Saat ini, evaluasi sedang berlangsung untuk memastikan bahwa IGRS dapat diterapkan secara efektif dan memperoleh kepercayaan dari masyarakat serta pelaku industri.
Sonny mengungkapkan bahwa penundaan ini terjadi setelah munculnya masalah tampilan rating IGRS di platform distribusi Steam yang menarik perhatian publik. Menanggapi hal tersebut, Kemkomdigi telah membentuk tim khusus untuk menyelidiki isu ini.
Tim investigasi tersebut sedang menelusuri berbagai aspek penerapan IGRS, mencakup sistem, proses, serta tata kelola yang ada.
Kemkomdigi juga melibatkan berbagai asosiasi dan pelaku industri game, serta kementerian dan lembaga terkait lainnya, termasuk Kementerian Ekonomi Kreatif dan Badan Siber dan Sandi Negara, dalam proses investigasi dan evaluasi penerapan IGRS.
Kementerian ini juga berupaya mendengarkan aspirasi masyarakat terhadap penerapan sistem klasifikasi permainan yang baru ini.

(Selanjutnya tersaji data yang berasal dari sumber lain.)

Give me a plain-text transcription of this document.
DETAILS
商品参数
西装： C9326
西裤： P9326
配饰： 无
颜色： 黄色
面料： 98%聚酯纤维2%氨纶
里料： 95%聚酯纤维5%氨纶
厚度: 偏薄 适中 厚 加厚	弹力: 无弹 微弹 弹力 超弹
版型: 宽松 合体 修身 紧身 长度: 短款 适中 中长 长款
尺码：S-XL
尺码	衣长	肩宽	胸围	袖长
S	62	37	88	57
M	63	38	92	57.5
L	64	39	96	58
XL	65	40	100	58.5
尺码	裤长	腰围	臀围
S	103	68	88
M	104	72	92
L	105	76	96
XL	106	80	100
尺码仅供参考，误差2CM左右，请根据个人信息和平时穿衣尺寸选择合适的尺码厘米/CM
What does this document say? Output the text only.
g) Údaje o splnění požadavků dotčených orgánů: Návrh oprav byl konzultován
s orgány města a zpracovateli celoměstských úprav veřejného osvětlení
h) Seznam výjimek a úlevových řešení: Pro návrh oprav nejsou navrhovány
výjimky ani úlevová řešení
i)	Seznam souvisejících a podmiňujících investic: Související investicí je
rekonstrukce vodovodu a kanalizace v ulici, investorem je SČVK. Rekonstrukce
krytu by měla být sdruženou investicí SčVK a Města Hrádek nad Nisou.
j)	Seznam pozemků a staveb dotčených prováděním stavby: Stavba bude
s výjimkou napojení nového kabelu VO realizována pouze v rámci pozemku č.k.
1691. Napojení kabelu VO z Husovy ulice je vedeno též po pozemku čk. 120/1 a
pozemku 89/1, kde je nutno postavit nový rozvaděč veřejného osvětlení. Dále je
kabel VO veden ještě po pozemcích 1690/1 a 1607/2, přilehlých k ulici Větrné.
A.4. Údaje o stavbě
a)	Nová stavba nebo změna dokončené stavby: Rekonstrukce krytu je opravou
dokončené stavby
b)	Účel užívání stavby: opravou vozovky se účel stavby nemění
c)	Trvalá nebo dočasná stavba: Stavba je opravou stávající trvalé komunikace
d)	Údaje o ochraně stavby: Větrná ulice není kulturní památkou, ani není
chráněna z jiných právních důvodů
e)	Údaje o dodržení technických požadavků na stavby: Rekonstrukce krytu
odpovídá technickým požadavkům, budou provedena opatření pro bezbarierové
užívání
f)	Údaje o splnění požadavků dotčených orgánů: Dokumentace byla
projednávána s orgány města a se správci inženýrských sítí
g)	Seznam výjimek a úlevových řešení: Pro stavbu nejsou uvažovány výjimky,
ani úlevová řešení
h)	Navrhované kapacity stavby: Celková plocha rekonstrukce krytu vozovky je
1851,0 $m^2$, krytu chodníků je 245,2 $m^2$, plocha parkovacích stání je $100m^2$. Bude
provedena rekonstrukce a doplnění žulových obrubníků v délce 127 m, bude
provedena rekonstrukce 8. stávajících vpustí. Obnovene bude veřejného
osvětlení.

“Selama proses ini berlangsung, kami telah menerima banyak masukan dari rekan-rekan di asosiasi dan industri game. Kami mulai diskusi ini pada tanggal 8 April yang lalu, dan hingga pagi ini, kami terus berdialog dan melakukan identifikasi mengenai isu ini,” jelas Sonny.
Sonny tidak memberikan kepastian mengenai kapan hasil dari investigasi dan evaluasi penerapan IGRS akan diumumkan, namun dia berkomitmen untuk memberikan informasi progres kepada publik secara berkala.
“Ada tiga tim yang bekerja, baik di internal maupun eksternal. Kami akan rutin memperbarui hasil dan kemajuan yang ada. Meskipun kami bertemu dengan para pemangku kepentingan setiap hari dan setiap minggu, kami tetap akan memberikan informasi terbaru secara teratur,” tambahnya.
Dia juga menegaskan bahwa Kemkomdigi tidak akan memblokir atau membatasi akses terhadap permainan yang tidak memiliki rating yang beredar di Indonesia selama penundaan penerapan IGRS ini.
“Permainan tersebut tetap bisa diakses dan dimainkan,” tegasnya.
Sonny menekankan bahwa pemerintah tidak bisa sembarangan menutup akses ke permainan. Setiap tindakan pemblokiran harus mengikuti mekanisme yang sesuai dengan ketentuan yang berlaku.